Her signature platinum hair was waved and sculpted into retro bombshell glam. Mic in hand. Pose locked. Confidence dialed beyond what most red carpet gowns can handle.
And then — the detail that shouldn’t work but totally did — a bold corsage-style shoulder appliqué , half-flower, half-drama. It landed heavy on the look but not the moment.
Final note? Leave it to Gaga to deliver a fashion moment mid-performance that outdressed half the night.
Alix Earle wore a green Gucci leather jacket, mini skirt, Le Specs sunglasses, and vintage boots to the Fanatics Super Bowl Party 2026.
Alix Earle isn’t easing into Super Bowl weekend—she’s coming in sharp, zipped, and era-specific. At the 2026 Fanatics Super Bowl Party in San Francisco, she rolled up in Tom Ford-era Gucci and made it look born for the moment.
Let’s start with the green leather jacket . It’s from Gucci’s Tom Ford Fall 1999 collection , and you can feel it. The structure is precise: cinched through the waist with full-length zipper detailing and that signature ruched center. It hits at the hips for that slightly cropped effect, chic but grounded. It feels both archival and straight off the street.
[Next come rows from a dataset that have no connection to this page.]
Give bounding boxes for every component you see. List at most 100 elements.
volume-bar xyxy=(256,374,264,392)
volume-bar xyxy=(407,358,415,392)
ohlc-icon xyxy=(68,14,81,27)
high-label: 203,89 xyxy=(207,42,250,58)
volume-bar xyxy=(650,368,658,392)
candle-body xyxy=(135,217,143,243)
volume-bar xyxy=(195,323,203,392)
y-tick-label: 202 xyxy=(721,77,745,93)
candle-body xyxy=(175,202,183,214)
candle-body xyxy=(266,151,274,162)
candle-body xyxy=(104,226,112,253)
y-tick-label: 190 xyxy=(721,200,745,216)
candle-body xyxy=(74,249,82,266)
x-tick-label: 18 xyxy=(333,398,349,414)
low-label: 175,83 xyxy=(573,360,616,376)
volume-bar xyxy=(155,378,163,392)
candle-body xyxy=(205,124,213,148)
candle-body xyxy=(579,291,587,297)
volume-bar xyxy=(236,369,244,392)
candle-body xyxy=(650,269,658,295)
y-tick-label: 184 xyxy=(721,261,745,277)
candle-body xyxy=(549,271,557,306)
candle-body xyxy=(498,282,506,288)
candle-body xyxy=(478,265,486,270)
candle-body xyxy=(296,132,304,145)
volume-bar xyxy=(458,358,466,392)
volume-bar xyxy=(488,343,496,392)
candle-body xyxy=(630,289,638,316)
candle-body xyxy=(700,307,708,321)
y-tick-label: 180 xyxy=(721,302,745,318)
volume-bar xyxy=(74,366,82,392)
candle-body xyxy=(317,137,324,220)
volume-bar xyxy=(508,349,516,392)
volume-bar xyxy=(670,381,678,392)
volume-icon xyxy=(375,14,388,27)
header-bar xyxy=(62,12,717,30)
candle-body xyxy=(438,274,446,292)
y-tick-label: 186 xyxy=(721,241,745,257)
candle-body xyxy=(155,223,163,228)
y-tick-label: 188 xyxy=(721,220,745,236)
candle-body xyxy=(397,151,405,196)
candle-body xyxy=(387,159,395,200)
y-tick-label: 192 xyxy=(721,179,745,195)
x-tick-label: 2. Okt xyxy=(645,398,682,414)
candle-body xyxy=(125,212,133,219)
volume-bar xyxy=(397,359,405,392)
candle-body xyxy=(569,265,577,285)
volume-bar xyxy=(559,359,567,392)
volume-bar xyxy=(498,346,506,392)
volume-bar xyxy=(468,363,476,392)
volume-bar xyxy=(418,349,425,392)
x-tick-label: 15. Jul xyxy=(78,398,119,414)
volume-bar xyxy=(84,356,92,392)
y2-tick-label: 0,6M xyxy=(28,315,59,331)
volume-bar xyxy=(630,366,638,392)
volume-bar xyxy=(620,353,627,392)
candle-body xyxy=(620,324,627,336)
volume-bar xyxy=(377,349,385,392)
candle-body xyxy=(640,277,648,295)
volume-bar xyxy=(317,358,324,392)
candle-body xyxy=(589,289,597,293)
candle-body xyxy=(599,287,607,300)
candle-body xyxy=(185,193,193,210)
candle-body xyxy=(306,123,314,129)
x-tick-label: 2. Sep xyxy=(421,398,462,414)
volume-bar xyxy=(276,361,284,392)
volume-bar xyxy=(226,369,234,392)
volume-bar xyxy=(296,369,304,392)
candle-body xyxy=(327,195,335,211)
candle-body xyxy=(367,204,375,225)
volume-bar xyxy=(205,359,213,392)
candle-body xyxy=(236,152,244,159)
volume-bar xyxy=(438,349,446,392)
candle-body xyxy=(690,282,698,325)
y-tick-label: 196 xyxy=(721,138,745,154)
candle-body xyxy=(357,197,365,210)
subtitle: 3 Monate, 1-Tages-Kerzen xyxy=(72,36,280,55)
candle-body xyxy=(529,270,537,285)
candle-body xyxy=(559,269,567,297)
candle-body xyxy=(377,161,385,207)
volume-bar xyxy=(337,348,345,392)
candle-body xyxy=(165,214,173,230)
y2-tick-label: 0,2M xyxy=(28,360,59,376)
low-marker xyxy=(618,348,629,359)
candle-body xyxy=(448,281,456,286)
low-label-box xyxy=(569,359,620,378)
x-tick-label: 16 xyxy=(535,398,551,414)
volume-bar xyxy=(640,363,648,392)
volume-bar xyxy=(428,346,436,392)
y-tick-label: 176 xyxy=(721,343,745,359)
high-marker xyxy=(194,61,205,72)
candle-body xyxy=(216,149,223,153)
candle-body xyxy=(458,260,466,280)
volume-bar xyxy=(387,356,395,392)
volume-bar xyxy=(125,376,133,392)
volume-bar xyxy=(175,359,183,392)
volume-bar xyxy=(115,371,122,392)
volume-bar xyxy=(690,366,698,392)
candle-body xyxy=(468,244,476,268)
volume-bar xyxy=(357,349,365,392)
From there, she kept it brutally simple. A black micro mini skirt , flat, no embellishment, just enough fabric. Legs bare except for a vintage finish: Gucci knee-high boots , pointed toe, mid-heel, tight to the calf—total ’90s energy. It’s very club kid with standards . The boots do a lot of lifting here, literally and contextually.
The best part? The head tilt framed by Le Specs Star Beam sunglasses in Matte Black Smoke Mono —oval, retro-inspired, straight-faced. They sit low on her nose like the flashbulbs don’t matter. Add softly waved blonde hair, glossed lips, and a casual stack of rings, and it’s done.
This red carpet fashion moment works because she picked a statement piece with history, then let the proportions carry everything else. No glitter. No branding overload. And somehow, still loud.
Final judgment? She didn’t borrow the ’90s—she took the wheel.